I watched a house almost burn to the ground tonight. I felt the heat of the flames pouring out of the windows. I watched the people sobbing and holding each other— their everything being burned to nothingness in front of them.
Life is so fucking precious. I’m realizing more and more that I have to really appreciate life and open my eyes to the possibility of losing this beautiful gift I’ve been given. I sit here and I think of the ways I could improve my quality of living and you know what?
This post could be my last- why not write everything I feel and be thankful?
That hug could be the last- why not squeeze extra tight?
That song could be the last- why not scream every word?
That kiss could be the last- why not hold on a little longer?
That smile could be the last- why not do it till it hurts?
I’m practically in shock. I don’t really know what else to say right now, I feel sick to my stomach. I hope I can be given the chance to purely enjoy my life before I leave this amazing place.

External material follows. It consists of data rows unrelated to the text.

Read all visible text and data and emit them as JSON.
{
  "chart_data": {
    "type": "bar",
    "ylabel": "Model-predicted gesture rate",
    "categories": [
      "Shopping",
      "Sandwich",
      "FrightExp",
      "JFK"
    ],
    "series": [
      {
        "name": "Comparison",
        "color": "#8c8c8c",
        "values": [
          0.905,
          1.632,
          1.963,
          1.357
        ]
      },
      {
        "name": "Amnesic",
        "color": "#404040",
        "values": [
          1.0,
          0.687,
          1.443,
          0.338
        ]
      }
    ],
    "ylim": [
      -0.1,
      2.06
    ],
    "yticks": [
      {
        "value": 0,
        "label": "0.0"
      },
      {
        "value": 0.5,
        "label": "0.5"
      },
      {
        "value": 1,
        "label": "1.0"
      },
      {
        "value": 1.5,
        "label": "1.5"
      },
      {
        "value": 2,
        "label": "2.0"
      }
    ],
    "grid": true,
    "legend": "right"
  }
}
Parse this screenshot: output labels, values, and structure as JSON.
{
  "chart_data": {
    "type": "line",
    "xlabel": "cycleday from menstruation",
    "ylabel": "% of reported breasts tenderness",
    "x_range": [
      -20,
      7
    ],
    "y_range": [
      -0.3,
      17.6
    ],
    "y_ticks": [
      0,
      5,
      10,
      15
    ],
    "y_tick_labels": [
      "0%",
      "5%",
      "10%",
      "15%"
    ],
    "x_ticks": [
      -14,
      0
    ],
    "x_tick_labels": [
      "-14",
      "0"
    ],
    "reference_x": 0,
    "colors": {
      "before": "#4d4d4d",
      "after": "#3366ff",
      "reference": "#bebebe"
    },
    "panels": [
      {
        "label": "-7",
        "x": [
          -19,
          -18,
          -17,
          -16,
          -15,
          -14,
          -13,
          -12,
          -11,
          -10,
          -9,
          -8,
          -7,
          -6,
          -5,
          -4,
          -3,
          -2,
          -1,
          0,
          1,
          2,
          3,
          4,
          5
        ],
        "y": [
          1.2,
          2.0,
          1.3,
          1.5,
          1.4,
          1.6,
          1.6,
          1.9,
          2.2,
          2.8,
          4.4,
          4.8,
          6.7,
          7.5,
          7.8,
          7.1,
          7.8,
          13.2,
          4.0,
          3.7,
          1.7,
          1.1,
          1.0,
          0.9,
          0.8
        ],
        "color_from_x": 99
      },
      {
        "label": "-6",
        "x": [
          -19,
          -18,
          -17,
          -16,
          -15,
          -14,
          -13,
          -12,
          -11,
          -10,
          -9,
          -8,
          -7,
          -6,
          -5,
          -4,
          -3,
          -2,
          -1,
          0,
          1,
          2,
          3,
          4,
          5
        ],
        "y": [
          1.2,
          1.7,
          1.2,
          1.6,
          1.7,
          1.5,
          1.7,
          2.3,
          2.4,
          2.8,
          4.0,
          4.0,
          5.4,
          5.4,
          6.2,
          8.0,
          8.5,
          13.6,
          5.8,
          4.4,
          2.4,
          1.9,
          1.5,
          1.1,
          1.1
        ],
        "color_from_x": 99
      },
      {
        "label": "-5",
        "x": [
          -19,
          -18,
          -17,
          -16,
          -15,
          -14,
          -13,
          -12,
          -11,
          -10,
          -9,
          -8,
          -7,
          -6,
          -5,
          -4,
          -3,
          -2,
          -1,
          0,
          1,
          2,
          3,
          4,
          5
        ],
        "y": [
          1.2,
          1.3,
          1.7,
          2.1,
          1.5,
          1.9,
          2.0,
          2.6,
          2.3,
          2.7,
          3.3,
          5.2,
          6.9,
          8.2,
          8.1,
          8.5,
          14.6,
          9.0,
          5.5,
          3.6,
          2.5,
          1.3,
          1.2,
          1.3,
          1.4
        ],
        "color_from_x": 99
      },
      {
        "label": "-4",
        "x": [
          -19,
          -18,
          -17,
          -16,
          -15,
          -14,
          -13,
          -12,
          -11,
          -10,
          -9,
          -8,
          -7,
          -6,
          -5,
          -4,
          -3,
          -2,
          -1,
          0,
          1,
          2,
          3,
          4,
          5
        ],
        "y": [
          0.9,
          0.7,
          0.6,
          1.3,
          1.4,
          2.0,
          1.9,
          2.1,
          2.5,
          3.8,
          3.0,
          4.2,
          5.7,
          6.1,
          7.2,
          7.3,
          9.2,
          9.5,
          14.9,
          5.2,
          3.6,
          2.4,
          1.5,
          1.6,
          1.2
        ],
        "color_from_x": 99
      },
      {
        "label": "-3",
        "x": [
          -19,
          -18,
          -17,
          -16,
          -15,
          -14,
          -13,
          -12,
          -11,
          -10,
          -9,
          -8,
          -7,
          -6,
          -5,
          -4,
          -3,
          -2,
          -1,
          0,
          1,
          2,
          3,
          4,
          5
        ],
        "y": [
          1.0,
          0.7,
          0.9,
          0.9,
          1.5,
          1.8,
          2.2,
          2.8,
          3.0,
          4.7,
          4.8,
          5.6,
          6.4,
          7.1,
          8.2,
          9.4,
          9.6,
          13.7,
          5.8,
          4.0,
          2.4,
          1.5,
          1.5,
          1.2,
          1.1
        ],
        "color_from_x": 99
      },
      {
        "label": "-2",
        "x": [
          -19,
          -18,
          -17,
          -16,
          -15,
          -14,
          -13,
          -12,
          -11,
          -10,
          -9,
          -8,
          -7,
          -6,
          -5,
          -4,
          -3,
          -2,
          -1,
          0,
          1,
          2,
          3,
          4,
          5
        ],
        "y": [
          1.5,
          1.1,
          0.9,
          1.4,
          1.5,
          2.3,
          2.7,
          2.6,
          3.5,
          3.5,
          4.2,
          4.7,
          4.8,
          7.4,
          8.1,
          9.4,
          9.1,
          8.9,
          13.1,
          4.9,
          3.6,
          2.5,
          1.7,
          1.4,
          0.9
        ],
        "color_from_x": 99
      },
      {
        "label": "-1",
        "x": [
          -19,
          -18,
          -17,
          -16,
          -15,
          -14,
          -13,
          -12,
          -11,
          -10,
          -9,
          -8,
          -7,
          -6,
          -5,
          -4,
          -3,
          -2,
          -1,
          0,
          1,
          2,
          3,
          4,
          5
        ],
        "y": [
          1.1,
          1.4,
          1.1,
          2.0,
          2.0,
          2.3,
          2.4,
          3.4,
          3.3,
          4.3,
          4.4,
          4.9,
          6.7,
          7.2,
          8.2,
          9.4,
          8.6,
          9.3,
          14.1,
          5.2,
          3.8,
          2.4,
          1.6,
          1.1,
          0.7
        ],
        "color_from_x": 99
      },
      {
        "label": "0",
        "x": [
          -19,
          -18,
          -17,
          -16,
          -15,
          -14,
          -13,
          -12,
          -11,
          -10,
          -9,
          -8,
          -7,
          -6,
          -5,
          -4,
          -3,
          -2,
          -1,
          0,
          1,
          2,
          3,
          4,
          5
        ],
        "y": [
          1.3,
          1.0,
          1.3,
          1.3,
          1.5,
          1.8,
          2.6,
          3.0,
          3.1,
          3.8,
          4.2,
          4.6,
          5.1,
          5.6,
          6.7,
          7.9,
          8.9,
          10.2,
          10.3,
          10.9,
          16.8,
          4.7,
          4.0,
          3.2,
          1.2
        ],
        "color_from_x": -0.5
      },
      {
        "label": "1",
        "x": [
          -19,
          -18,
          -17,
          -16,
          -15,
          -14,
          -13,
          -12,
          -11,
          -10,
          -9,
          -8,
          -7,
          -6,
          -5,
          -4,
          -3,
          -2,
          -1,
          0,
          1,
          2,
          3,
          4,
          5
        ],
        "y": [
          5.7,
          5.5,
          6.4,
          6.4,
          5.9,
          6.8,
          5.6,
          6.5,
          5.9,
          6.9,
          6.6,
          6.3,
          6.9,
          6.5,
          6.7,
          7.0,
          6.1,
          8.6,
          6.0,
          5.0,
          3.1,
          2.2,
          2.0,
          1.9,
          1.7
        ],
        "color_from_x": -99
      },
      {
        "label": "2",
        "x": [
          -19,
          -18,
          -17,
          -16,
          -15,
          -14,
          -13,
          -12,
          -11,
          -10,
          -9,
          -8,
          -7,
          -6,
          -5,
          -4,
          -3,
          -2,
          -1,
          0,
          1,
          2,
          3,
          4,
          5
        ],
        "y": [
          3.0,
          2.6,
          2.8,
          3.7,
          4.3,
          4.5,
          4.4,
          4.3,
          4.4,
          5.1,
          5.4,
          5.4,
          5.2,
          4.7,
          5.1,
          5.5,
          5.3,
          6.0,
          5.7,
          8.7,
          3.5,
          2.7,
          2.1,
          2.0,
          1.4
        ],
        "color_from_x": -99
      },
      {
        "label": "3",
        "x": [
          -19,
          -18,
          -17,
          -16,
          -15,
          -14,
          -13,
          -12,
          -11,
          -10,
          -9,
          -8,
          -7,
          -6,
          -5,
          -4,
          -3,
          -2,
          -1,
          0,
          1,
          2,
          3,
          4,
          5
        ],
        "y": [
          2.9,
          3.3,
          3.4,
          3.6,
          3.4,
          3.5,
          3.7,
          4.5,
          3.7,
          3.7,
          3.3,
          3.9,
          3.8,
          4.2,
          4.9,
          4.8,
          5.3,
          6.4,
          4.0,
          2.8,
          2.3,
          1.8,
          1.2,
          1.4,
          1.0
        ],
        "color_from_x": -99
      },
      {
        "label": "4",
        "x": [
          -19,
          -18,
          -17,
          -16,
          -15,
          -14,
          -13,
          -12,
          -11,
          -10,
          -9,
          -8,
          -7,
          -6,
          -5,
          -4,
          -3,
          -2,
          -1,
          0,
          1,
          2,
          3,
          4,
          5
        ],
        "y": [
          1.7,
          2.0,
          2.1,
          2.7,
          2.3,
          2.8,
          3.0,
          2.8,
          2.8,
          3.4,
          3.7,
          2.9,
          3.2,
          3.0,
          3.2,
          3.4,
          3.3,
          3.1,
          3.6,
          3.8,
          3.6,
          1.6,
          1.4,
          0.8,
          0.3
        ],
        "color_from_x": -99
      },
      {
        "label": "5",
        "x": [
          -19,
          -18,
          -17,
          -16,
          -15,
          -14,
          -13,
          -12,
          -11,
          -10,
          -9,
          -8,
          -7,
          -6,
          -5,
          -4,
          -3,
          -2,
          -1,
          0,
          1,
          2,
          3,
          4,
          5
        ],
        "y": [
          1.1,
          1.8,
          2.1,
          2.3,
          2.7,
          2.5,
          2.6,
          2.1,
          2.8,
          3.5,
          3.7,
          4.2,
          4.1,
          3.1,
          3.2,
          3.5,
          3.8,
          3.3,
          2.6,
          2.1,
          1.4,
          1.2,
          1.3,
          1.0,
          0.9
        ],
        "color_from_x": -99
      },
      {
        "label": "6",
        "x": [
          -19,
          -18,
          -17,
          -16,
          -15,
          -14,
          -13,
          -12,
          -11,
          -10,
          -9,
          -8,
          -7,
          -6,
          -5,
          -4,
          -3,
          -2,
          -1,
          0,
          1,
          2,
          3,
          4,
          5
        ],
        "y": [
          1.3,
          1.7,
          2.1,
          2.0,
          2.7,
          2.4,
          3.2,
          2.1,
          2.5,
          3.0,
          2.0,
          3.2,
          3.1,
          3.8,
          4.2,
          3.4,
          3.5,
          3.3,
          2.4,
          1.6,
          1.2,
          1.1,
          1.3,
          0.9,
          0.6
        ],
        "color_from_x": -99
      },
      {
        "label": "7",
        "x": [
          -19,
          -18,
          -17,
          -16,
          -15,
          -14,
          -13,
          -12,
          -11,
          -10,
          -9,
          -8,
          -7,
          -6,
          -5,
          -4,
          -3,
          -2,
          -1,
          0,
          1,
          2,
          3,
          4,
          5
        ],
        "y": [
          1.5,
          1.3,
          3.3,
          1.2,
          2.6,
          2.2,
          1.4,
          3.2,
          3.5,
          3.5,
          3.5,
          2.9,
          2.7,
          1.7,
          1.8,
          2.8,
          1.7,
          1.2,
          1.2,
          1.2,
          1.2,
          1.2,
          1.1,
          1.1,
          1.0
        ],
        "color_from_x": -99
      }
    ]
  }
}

I have this horrible feeling in my chest and it wont go away.
I’m lonely and sad.
But I don’t think that’s all of it.. I feel like a failure, pathetic and stupid. I feel unworthy; worthless even. I need to step my fucking game up,
but I don’t know how.
Creature Fear by Bon Iver is playing to ease my pain. If you don’t know this amazing song, you should look it the fuck up right now. Or simply go to www.daytrotter.com and download Bon Iver’s session— you’ll find many wonderful treats there for free.